Error-resilient Image And Video Coding Over Lossy Networks

Abstract

The rapid growth of the Internet and increasing bandwidth in the past decade has heightened the interest in robust transmission of image and video signals over error-prone links. Recent literatures highlight the multiple description (MD) coding as a promising approach to solve this problem. MD coding is a source coding technique that provides a graceful quality degradation in the presence of packet losses during transmission. Topics of interest to construct MD coders with high coding efficiency and robustness are studied in this thesis. First, to minimize the overall distortion of reconstructed image, an edge-adaptive estimation algorithm is employed, which can capture the arbitrarily-oriented edges around the missing samples. Remarkable gains are obtained compared to the conventional method in the literatures.

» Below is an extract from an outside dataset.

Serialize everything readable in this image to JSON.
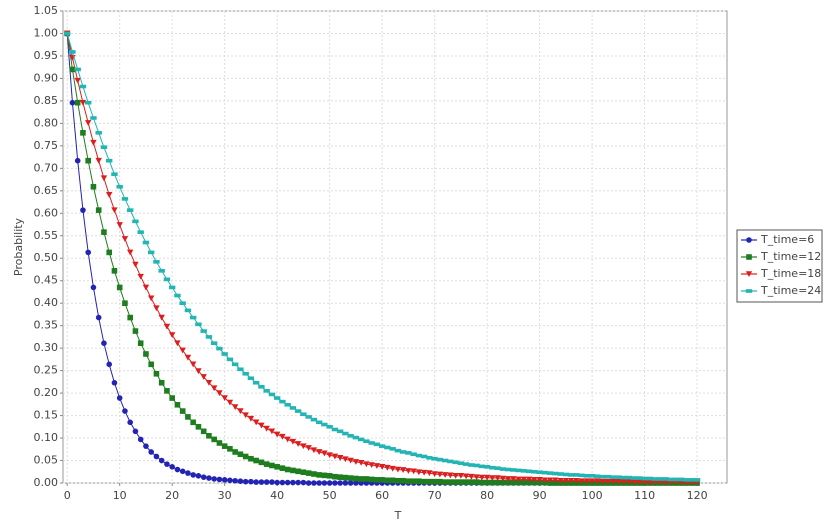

Second, a feature-oriented MD coding scheme is proposed by adopting this estimation algorithm to smartly identify the coefficients that are sensitive to packet loss. The redundancy is then inserted to each channel by jointly optimizing the subsets of sensitive coefficients and the related quantizers. Significant improvements are achieved on both coding efficiency and transmission robustness. Finally, an optimal redundancy allocation algorithm is developed for the drift-free MD video coding system, which can efficiently adjust the source coding rates for the drifts and the introduced correlations in a coordinated fashion.